Both cellular apoptosis and vascular perfusion changes after chemotherapy affect the lesion size [19]. In our study, the diameters of the metastases were significantly smaller after 9 months from the start of the therapy when compared to PT. According to the RECIST 1.1 criteria, 3 patients had PR, 4 patients had SD, and 1 patient had PD. The patient with PD and 2 patients with SD had mucinous-subtype carcinoma. The relationship between mucinous carcinomas and evaluation of antiangiogenic therapy warrants further investigation, as our study did not allow this due to the small number of included patients.
Also, the number and the values of b, affect the quality of the IVIM parameters. Recent abdominopelvic IVIM studies have used b-values between 3 and 35 as there is no standardized protocol [20]. The use of an increased number of b-values leads to extended acquisition time and motion artefacts. Respiratory triggered sequences can reduce the respiratory motion artefacts [21]. Although we used respiratory navigation, we excluded 3 patients due to motion-related artefacts. Dyvorne et al. [22] used only four b-values (0, 15, 150, and 800) and reduced the scan time by up to 75% and reduced motion related artefacts.
The limitations of our study include the small number of patients, imaging sequence-related distortions, and limitations in the configuration of the IVIM mathematical model. The intra- and interobserver variability was not assessed. In a recent study by Sun et al. [23] in rectal cancer patients, no significant intra- or interobserver difference was detected in the measurement of IVIM parameters of the same DWI scan.
Conclusion
IVIM is a diffusion imaging method which is being used clinically for evaluation of tissue perfusion without the use of contrast media. We suggest that IVIM could be added in routine MRI protocols in unresectable mCRC patients with liver metastasis to assess the tumor response to antiangiogenic agents. The f value of IVIM may reflect the response of antiangiogenic therapy quantitatively at the earliest interval. The effects of antiangiogenic therapy became measurable with IVIM after 3 months of therapy.
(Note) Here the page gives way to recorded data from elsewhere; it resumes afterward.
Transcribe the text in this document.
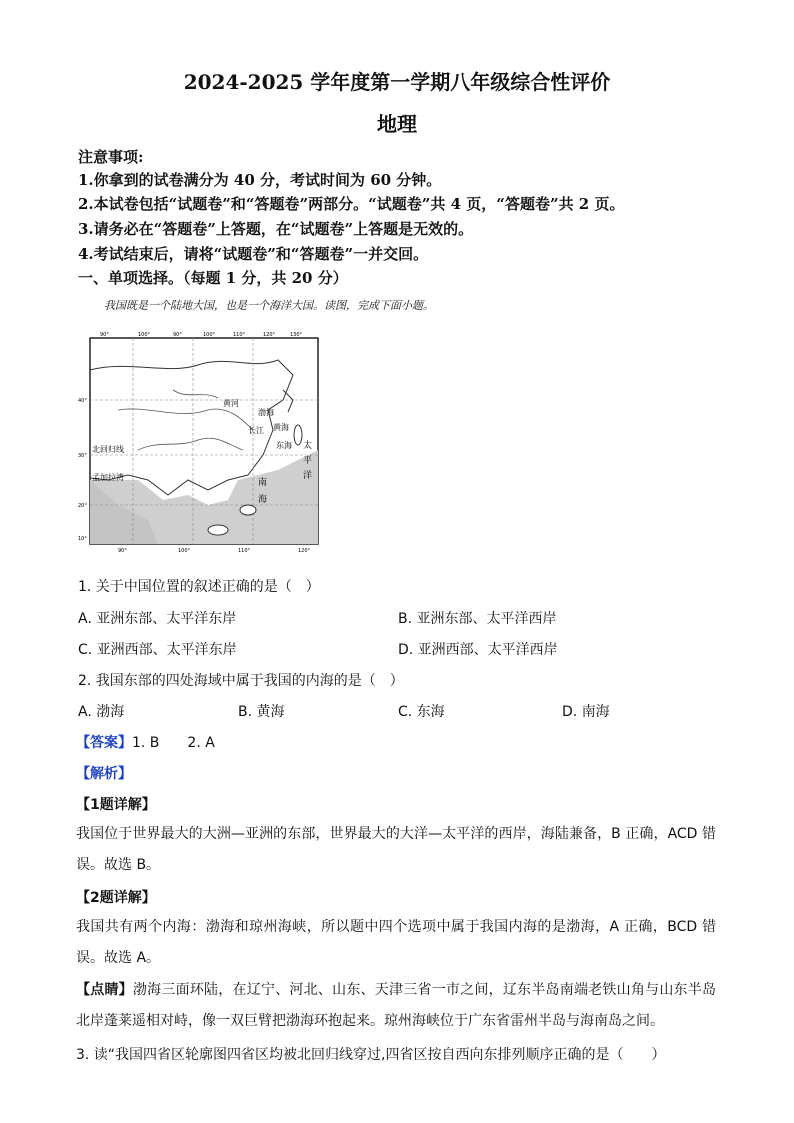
2024-2025 学年度第一学期八年级综合性评价
地理
注意事项:
1.你拿到的试卷满分为 40 分，考试时间为 60 分钟。
2.本试卷包括“试题卷”和“答题卷”两部分。“试题卷”共 4 页，“答题卷”共 2 页。
3.请务必在“答题卷”上答题，在“试题卷”上答题是无效的。
4.考试结束后，请将“试题卷”和“答题卷”一并交回。
一、单项选择。（每题 1 分，共 20 分）
我国既是一个陆地大国，也是一个海洋大国。读图，完成下面小题。
渤海
黄海
东海
黄河
长江
太
平
洋
南
海
北回归线
孟加拉湾
90°	100°	90°	100°	110°	120°	130°
90°	100°	110°	120°
40°
30°
20°
10°
1. 关于中国位置的叙述正确的是（　）
A. 亚洲东部、太平洋东岸	B. 亚洲东部、太平洋西岸
C. 亚洲西部、太平洋东岸	D. 亚洲西部、太平洋西岸
2. 我国东部的四处海域中属于我国的内海的是（　）
A. 渤海	B. 黄海	C. 东海	D. 南海
【答案】1. B　　2. A
【解析】
【1题详解】
我国位于世界最大的大洲—亚洲的东部，世界最大的大洋—太平洋的西岸，海陆兼备，B 正确，ACD 错误。故选 B。
【2题详解】
我国共有两个内海：渤海和琼州海峡，所以题中四个选项中属于我国内海的是渤海，A 正确，BCD 错误。故选 A。
【点睛】渤海三面环陆，在辽宁、河北、山东、天津三省一市之间，辽东半岛南端老铁山角与山东半岛北岸蓬莱遥相对峙，像一双巨臂把渤海环抱起来。琼州海峡位于广东省雷州半岛与海南岛之间。
3. 读“我国四省区轮廓图四省区均被北回归线穿过,四省区按自西向东排列顺序正确的是（　　）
IVIM performance in other types of cancer with different organ metastases merits further investigation in larger populations.
Statement of Ethics
This research complies with the guidelines for human studies and was conducted ethically in accordance with the World Medical Association Declaration of Helsinki.
Disclosure Statement
All authors declare that they have no conflicts of interest.
Funding Sources
The study had no sponsors or funding source.
Author Contributions
Conception and design of the work, acquisition, analysis, and interpretation of data: Öz A, Server S, Sökmen BK, Namal E, İnan N, Balcı NC. Drafting the manuscript and critical revision for intellectual content: Öz A, İnan N, Balcı NC. Final perusal and approval of the manuscript: Öz A, İnan N, Balcı NC.